Edoka Ijeoma, Ensor Tim, McPake Barbara, Amara Rogers, Tseng Fu-Min, Edem-Hotah Joseph
PRICELESS, Wits School of Public Health, Johannesburg, South Africa.
Institute of Health Sciences, University of Leeds, Leeds, UK.
Health Econ Rev. 2016 Dec;6(1):19. doi: 10.1186/s13561-016-0096-4. Epub 2016 May 23.
This study evaluates the impact of Sierra Leone's 2010 Free Health Care Initiative (FHCI). It uses two nationally representative surveys to identify the impact of the policy on utilisation of maternal care services by pregnant women and recent mothers as well as the impact on curative health care services and out-of-pocket payments for consultation and prescription in children under the age of 5 years. A Regression Discontinuity Design (RDD) is applied in the case of young children and a before-after estimation approach, adjusted for time trends in the case of expectant and recent mothers. Our results suggest that children affected by the FHCI have a lower probability of incurring any health expenditure in public, non-governmental and missionary health facilities. However, a proportion of eligible children are observed to incur some health expenditure in participating facilities with no impact of the policy on the level of out-of-pocket health expenditure. Similarly, no impact is observed with the utilisation of services in these facilities. Utilisation of informal care is observed to be higher among non-eligible children while in expectant and recent mothers, we find substantial but possibly transient increases in the use of key maternal health care services in public facilities following the implementation of the FHCI. The diminishing impact on utilisation mirrors experience in other countries that have implemented free health care initiatives and demonstrates the need for greater domestic and international efforts to ensure that resources are sufficient to meet increasing demand and monitor the long run impact of these policies.

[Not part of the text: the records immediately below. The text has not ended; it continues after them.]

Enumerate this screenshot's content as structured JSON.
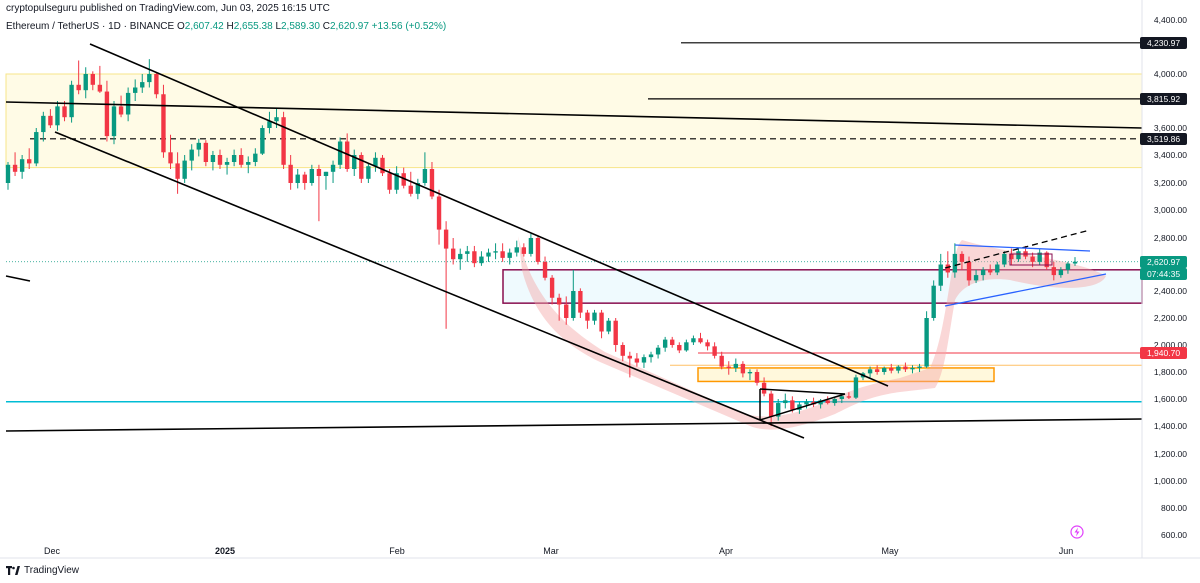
{
  "header": {
    "published": "cryptopulseguru published on TradingView.com, Jun 03, 2025 16:15 UTC",
    "symbol": "Ethereum / TetherUS · 1D · BINANCE",
    "o_label": "O",
    "o_value": "2,607.42",
    "h_label": "H",
    "h_value": "2,655.38",
    "l_label": "L",
    "l_value": "2,589.30",
    "c_label": "C",
    "c_value": "2,620.97",
    "change": "+13.56 (+0.52%)"
  },
  "brand": "TradingView",
  "colors": {
    "up": "#089981",
    "down": "#f23645",
    "channel": "#000000",
    "cyan_line": "#00bcd4",
    "supply_zone": "#f7e58a",
    "box_border": "#880e4f",
    "box_fill": "#e1f5fe",
    "orange_box": "#ff9800",
    "red_line": "#f23645",
    "highlight": "#f4a7a7",
    "triangle": "#2962ff"
  },
  "chart_data": {
    "type": "candlestick",
    "ylim": [
      550,
      4450
    ],
    "yticks": [
      "4,400.00",
      "4,000.00",
      "3,600.00",
      "3,400.00",
      "3,200.00",
      "3,000.00",
      "2,800.00",
      "2,400.00",
      "2,200.00",
      "2,000.00",
      "1,800.00",
      "1,600.00",
      "1,400.00",
      "1,200.00",
      "1,000.00",
      "800.00",
      "600.00"
    ],
    "xticks": [
      {
        "label": "Dec",
        "bold": false
      },
      {
        "label": "2025",
        "bold": true
      },
      {
        "label": "Feb",
        "bold": false
      },
      {
        "label": "Mar",
        "bold": false
      },
      {
        "label": "Apr",
        "bold": false
      },
      {
        "label": "May",
        "bold": false
      },
      {
        "label": "Jun",
        "bold": false
      }
    ],
    "price_labels": [
      {
        "value": 4230.97,
        "text": "4,230.97",
        "style": "dark"
      },
      {
        "value": 3815.92,
        "text": "3,815.92",
        "style": "dark"
      },
      {
        "value": 3519.86,
        "text": "3,519.86",
        "style": "dark"
      },
      {
        "value": 2620.97,
        "text": "2,620.97",
        "style": "green"
      },
      {
        "value": 2560,
        "text": "07:44:35",
        "style": "green"
      },
      {
        "value": 1940.7,
        "text": "1,940.70",
        "style": "red"
      }
    ],
    "levels": {
      "res_4230": 4230.97,
      "res_3815": 3815.92,
      "dashed_3519": 3519.86,
      "red_1940": 1940.7,
      "cyan_support": 1580,
      "supply_zone": [
        3310,
        4000
      ],
      "demand_box": [
        2310,
        2560
      ],
      "orange_box": [
        1730,
        1830
      ]
    },
    "ohlc": [
      [
        3200,
        3350,
        3150,
        3330
      ],
      [
        3330,
        3420,
        3250,
        3280
      ],
      [
        3280,
        3400,
        3230,
        3370
      ],
      [
        3370,
        3450,
        3300,
        3340
      ],
      [
        3340,
        3600,
        3320,
        3570
      ],
      [
        3570,
        3720,
        3500,
        3690
      ],
      [
        3690,
        3740,
        3600,
        3620
      ],
      [
        3620,
        3800,
        3580,
        3760
      ],
      [
        3760,
        3800,
        3650,
        3680
      ],
      [
        3680,
        3950,
        3640,
        3920
      ],
      [
        3920,
        4100,
        3850,
        3880
      ],
      [
        3880,
        4050,
        3820,
        4000
      ],
      [
        4000,
        4020,
        3880,
        3920
      ],
      [
        3920,
        4060,
        3860,
        3870
      ],
      [
        3870,
        3950,
        3500,
        3540
      ],
      [
        3540,
        3800,
        3480,
        3760
      ],
      [
        3760,
        3840,
        3680,
        3700
      ],
      [
        3700,
        3900,
        3650,
        3860
      ],
      [
        3860,
        3960,
        3800,
        3900
      ],
      [
        3900,
        4000,
        3860,
        3940
      ],
      [
        3940,
        4110,
        3900,
        4000
      ],
      [
        4000,
        4010,
        3820,
        3850
      ],
      [
        3850,
        3920,
        3380,
        3420
      ],
      [
        3420,
        3550,
        3300,
        3340
      ],
      [
        3340,
        3420,
        3120,
        3230
      ],
      [
        3230,
        3400,
        3200,
        3360
      ],
      [
        3360,
        3480,
        3290,
        3440
      ],
      [
        3440,
        3520,
        3390,
        3490
      ],
      [
        3490,
        3510,
        3320,
        3350
      ],
      [
        3350,
        3430,
        3290,
        3400
      ],
      [
        3400,
        3440,
        3300,
        3330
      ],
      [
        3330,
        3380,
        3260,
        3350
      ],
      [
        3350,
        3440,
        3320,
        3400
      ],
      [
        3400,
        3450,
        3310,
        3330
      ],
      [
        3330,
        3390,
        3270,
        3350
      ],
      [
        3350,
        3450,
        3320,
        3410
      ],
      [
        3410,
        3620,
        3400,
        3600
      ],
      [
        3600,
        3720,
        3560,
        3650
      ],
      [
        3650,
        3750,
        3600,
        3680
      ],
      [
        3680,
        3720,
        3300,
        3330
      ],
      [
        3330,
        3400,
        3150,
        3200
      ],
      [
        3200,
        3300,
        3160,
        3260
      ],
      [
        3260,
        3280,
        3150,
        3200
      ],
      [
        3200,
        3330,
        3180,
        3300
      ],
      [
        3300,
        3330,
        2920,
        3250
      ],
      [
        3250,
        3280,
        3150,
        3280
      ],
      [
        3280,
        3360,
        3200,
        3330
      ],
      [
        3330,
        3530,
        3300,
        3500
      ],
      [
        3500,
        3560,
        3280,
        3300
      ],
      [
        3300,
        3440,
        3250,
        3400
      ],
      [
        3400,
        3420,
        3200,
        3230
      ],
      [
        3230,
        3340,
        3200,
        3320
      ],
      [
        3320,
        3420,
        3280,
        3380
      ],
      [
        3380,
        3400,
        3250,
        3270
      ],
      [
        3270,
        3300,
        3120,
        3150
      ],
      [
        3150,
        3320,
        3120,
        3270
      ],
      [
        3270,
        3310,
        3160,
        3180
      ],
      [
        3180,
        3280,
        3100,
        3120
      ],
      [
        3120,
        3230,
        3080,
        3200
      ],
      [
        3200,
        3420,
        3180,
        3300
      ],
      [
        3300,
        3350,
        3080,
        3100
      ],
      [
        3100,
        3150,
        2750,
        2860
      ],
      [
        2860,
        2920,
        2120,
        2720
      ],
      [
        2720,
        2800,
        2600,
        2640
      ],
      [
        2640,
        2720,
        2560,
        2680
      ],
      [
        2680,
        2740,
        2620,
        2700
      ],
      [
        2700,
        2740,
        2580,
        2610
      ],
      [
        2610,
        2700,
        2590,
        2660
      ],
      [
        2660,
        2720,
        2620,
        2690
      ],
      [
        2690,
        2760,
        2640,
        2700
      ],
      [
        2700,
        2760,
        2620,
        2650
      ],
      [
        2650,
        2720,
        2600,
        2690
      ],
      [
        2690,
        2780,
        2660,
        2730
      ],
      [
        2730,
        2760,
        2660,
        2680
      ],
      [
        2680,
        2830,
        2660,
        2800
      ],
      [
        2800,
        2820,
        2600,
        2620
      ],
      [
        2620,
        2660,
        2480,
        2500
      ],
      [
        2500,
        2520,
        2300,
        2350
      ],
      [
        2350,
        2380,
        2180,
        2300
      ],
      [
        2300,
        2360,
        2150,
        2200
      ],
      [
        2200,
        2560,
        2180,
        2400
      ],
      [
        2400,
        2420,
        2200,
        2240
      ],
      [
        2240,
        2260,
        2120,
        2180
      ],
      [
        2180,
        2260,
        2150,
        2240
      ],
      [
        2240,
        2260,
        2050,
        2100
      ],
      [
        2100,
        2200,
        2080,
        2180
      ],
      [
        2180,
        2200,
        1950,
        2000
      ],
      [
        2000,
        2020,
        1880,
        1920
      ],
      [
        1920,
        1950,
        1760,
        1900
      ],
      [
        1900,
        1940,
        1840,
        1870
      ],
      [
        1870,
        1930,
        1830,
        1910
      ],
      [
        1910,
        1950,
        1870,
        1930
      ],
      [
        1930,
        2000,
        1900,
        1980
      ],
      [
        1980,
        2060,
        1950,
        2040
      ],
      [
        2040,
        2060,
        1980,
        2000
      ],
      [
        2000,
        2020,
        1940,
        1960
      ],
      [
        1960,
        2040,
        1950,
        2020
      ],
      [
        2020,
        2070,
        2000,
        2050
      ],
      [
        2050,
        2090,
        2010,
        2020
      ],
      [
        2020,
        2040,
        1960,
        1990
      ],
      [
        1990,
        2020,
        1900,
        1920
      ],
      [
        1920,
        1950,
        1820,
        1840
      ],
      [
        1840,
        1880,
        1780,
        1830
      ],
      [
        1830,
        1900,
        1800,
        1860
      ],
      [
        1860,
        1880,
        1760,
        1790
      ],
      [
        1790,
        1820,
        1740,
        1800
      ],
      [
        1800,
        1820,
        1700,
        1720
      ],
      [
        1720,
        1760,
        1620,
        1640
      ],
      [
        1640,
        1660,
        1400,
        1470
      ],
      [
        1470,
        1600,
        1440,
        1570
      ],
      [
        1570,
        1640,
        1530,
        1590
      ],
      [
        1590,
        1620,
        1500,
        1520
      ],
      [
        1520,
        1580,
        1490,
        1560
      ],
      [
        1560,
        1600,
        1530,
        1580
      ],
      [
        1580,
        1610,
        1540,
        1560
      ],
      [
        1560,
        1600,
        1530,
        1590
      ],
      [
        1590,
        1620,
        1560,
        1570
      ],
      [
        1570,
        1610,
        1550,
        1600
      ],
      [
        1600,
        1640,
        1570,
        1620
      ],
      [
        1620,
        1650,
        1600,
        1610
      ],
      [
        1610,
        1780,
        1600,
        1760
      ],
      [
        1760,
        1800,
        1740,
        1790
      ],
      [
        1790,
        1840,
        1760,
        1820
      ],
      [
        1820,
        1850,
        1780,
        1800
      ],
      [
        1800,
        1840,
        1780,
        1830
      ],
      [
        1830,
        1860,
        1790,
        1810
      ],
      [
        1810,
        1850,
        1790,
        1840
      ],
      [
        1840,
        1870,
        1800,
        1820
      ],
      [
        1820,
        1850,
        1790,
        1830
      ],
      [
        1830,
        1860,
        1800,
        1840
      ],
      [
        1840,
        2250,
        1830,
        2200
      ],
      [
        2200,
        2480,
        2180,
        2440
      ],
      [
        2440,
        2680,
        2400,
        2600
      ],
      [
        2600,
        2700,
        2500,
        2540
      ],
      [
        2540,
        2760,
        2500,
        2680
      ],
      [
        2680,
        2700,
        2560,
        2620
      ],
      [
        2620,
        2660,
        2440,
        2480
      ],
      [
        2480,
        2560,
        2460,
        2520
      ],
      [
        2520,
        2580,
        2480,
        2560
      ],
      [
        2560,
        2600,
        2520,
        2540
      ],
      [
        2540,
        2620,
        2520,
        2600
      ],
      [
        2600,
        2700,
        2580,
        2680
      ],
      [
        2680,
        2720,
        2600,
        2640
      ],
      [
        2640,
        2720,
        2620,
        2700
      ],
      [
        2700,
        2740,
        2640,
        2660
      ],
      [
        2660,
        2690,
        2580,
        2620
      ],
      [
        2620,
        2720,
        2600,
        2690
      ],
      [
        2690,
        2700,
        2560,
        2580
      ],
      [
        2580,
        2620,
        2480,
        2520
      ],
      [
        2520,
        2580,
        2500,
        2560
      ],
      [
        2560,
        2620,
        2530,
        2607
      ],
      [
        2607.42,
        2655.38,
        2589.3,
        2620.97
      ]
    ]
  }
}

本研究评估了塞拉利昂2010年免费医疗倡议(FHCI)的影响。它使用了两项具有全国代表性的调查,以确定该政策对孕妇和刚生育母亲的孕产妇护理服务利用情况的影响,以及对5岁以下儿童的治疗性医疗服务和咨询及处方自付费用的影响。对于幼儿采用回归断点设计(RDD),对于孕妇和刚生育母亲采用前后估计方法,并根据时间趋势进行调整。我们的结果表明,受FHCI影响的儿童在公立、非政府和教会医疗机构产生任何医疗支出的可能性较低。然而,观察到一部分符合条件的儿童在参与的医疗机构产生了一些医疗支出,该政策对自付医疗支出水平没有影响。同样,在这些机构中服务利用情况也没有受到影响。观察到不符合条件的儿童使用非正式护理的比例较高,而在孕妇和刚生育母亲中,我们发现在FHCI实施后,公立机构中关键孕产妇保健服务的使用大幅增加,但可能是短暂的。对利用情况的影响逐渐减弱反映了其他实施免费医疗倡议国家的情况,并表明需要国内和国际做出更大努力,以确保资源足以满足不断增长的需求,并监测这些政策的长期影响。